With respect to other customers (mainly business ones), the Group applies contractual prices for 2019, in the absence of an approved regulation of the Minister responsible for energy. The adjustment to the provisions of the Act and the amended Act is assumed by the Group within the deadlines resulting from these provisions. The Group estimates that for this group of customers, the individual decrease in revenues will be determined by the difference in unit prices of electricity, which is reflected in the difference in average quotations of BASE 2018 and BASE 2019 on the wholesale electricity market and changes in market prices and percentage levels with respect to the obligation to obtain the required certificates of origin for redemption (“Obligations”). Revenues from electricity sales in 2018 for business customers amounted to PLN 3,568 million for the sales volume in this segment at the level of 15,974 GWh, which gives an average unit sales price of 223.36 PLN/MWh.

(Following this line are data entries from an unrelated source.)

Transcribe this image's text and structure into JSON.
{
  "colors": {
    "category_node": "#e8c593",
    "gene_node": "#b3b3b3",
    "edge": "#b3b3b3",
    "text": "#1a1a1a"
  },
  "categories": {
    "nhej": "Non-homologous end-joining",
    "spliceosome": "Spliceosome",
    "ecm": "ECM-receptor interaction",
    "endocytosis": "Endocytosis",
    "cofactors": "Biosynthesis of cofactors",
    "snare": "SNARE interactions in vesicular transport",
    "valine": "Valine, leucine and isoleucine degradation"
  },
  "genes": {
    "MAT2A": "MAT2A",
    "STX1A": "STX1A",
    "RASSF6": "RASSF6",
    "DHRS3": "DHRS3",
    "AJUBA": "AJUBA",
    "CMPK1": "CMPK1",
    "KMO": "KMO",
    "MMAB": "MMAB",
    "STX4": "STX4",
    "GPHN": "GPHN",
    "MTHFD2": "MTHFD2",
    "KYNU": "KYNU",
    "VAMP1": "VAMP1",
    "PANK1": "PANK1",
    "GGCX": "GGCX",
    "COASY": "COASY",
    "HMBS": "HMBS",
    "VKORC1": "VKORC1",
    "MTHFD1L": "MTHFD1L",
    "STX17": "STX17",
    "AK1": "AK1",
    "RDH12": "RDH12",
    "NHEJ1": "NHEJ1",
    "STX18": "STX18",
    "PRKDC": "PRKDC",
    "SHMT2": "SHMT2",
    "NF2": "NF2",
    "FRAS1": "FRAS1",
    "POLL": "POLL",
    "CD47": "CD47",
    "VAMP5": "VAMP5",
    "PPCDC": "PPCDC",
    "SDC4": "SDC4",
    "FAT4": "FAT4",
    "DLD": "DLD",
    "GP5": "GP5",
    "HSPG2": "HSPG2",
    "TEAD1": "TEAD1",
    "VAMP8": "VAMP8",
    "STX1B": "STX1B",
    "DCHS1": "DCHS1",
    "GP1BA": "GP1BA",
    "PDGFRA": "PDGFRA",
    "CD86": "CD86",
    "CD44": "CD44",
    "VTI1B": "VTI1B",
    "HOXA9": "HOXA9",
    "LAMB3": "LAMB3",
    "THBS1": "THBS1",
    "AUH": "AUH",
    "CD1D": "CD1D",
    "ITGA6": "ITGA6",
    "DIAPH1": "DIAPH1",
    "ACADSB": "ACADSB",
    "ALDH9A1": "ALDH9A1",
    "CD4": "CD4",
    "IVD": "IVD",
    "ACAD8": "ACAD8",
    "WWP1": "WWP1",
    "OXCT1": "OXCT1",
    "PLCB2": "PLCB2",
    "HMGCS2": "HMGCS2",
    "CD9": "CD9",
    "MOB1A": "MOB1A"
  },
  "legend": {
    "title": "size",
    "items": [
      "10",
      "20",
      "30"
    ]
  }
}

Electricity costs for the product with the highest liquidity, i.e. BASE Y listed on the Polish Power Exchange for 2019 (BASE Y-19) in the product quotation period amount to 237.11 PLN/MWh. The analogous price for the contract for 2018, i.e. BASE Y-18, amounted to 167 PLN/MWh. Differences in market valuation of Obligations which, in addition to the cost of purchasing electricity, are a component of the sale price to end users, despite a significant change in their structure, are very close to one year on year. As a result, the total cost in 2018 was 189.21 PLN/MWh, and for 2019 it is estimated at 258.49 PLN/MWh.

The Group does not identify premises for significant diversification of own costs and margins for the same structure of customers between 2018 and 2019. On the basis of the aforementioned available information, it is possible to adopt approximate values of the input parameters referred to in the Amended Act. However, there is considerable uncertainty as to whether they will be set at an analogous or similar level in the implementing regulations. Under the Act and the Amended Act, the Group is entitled to receive compensation resulting from the price cap taking into account both direct and indirect costs and margins; this applies to both the amounts included in the amount of the provision for losses in 2018 and potential losses that may arise in 2019. However, given the lack of implementing provisions, the Group is not in a position to determine the amount of compensation as at the date of this report and to determine how much compensation will compensate for potential losses.

The Group discloses known or determinable amounts, which are only a component of the result on sale of energy in order to indicate the potential scale of the difference between costs and revenues from sale. The difference calculated on the basis of such amounts may differ materially from the actual amounts that will be recognised after the issue of the implementing legislation.

The Group analyses the regulations on an ongoing basis and, at the time of publication of the implementing regulations and assumptions allowing to remove uncertainties and make reliable estimates, will identify the results of the analyses in terms of confidential information within the meaning of the MAR Regulation.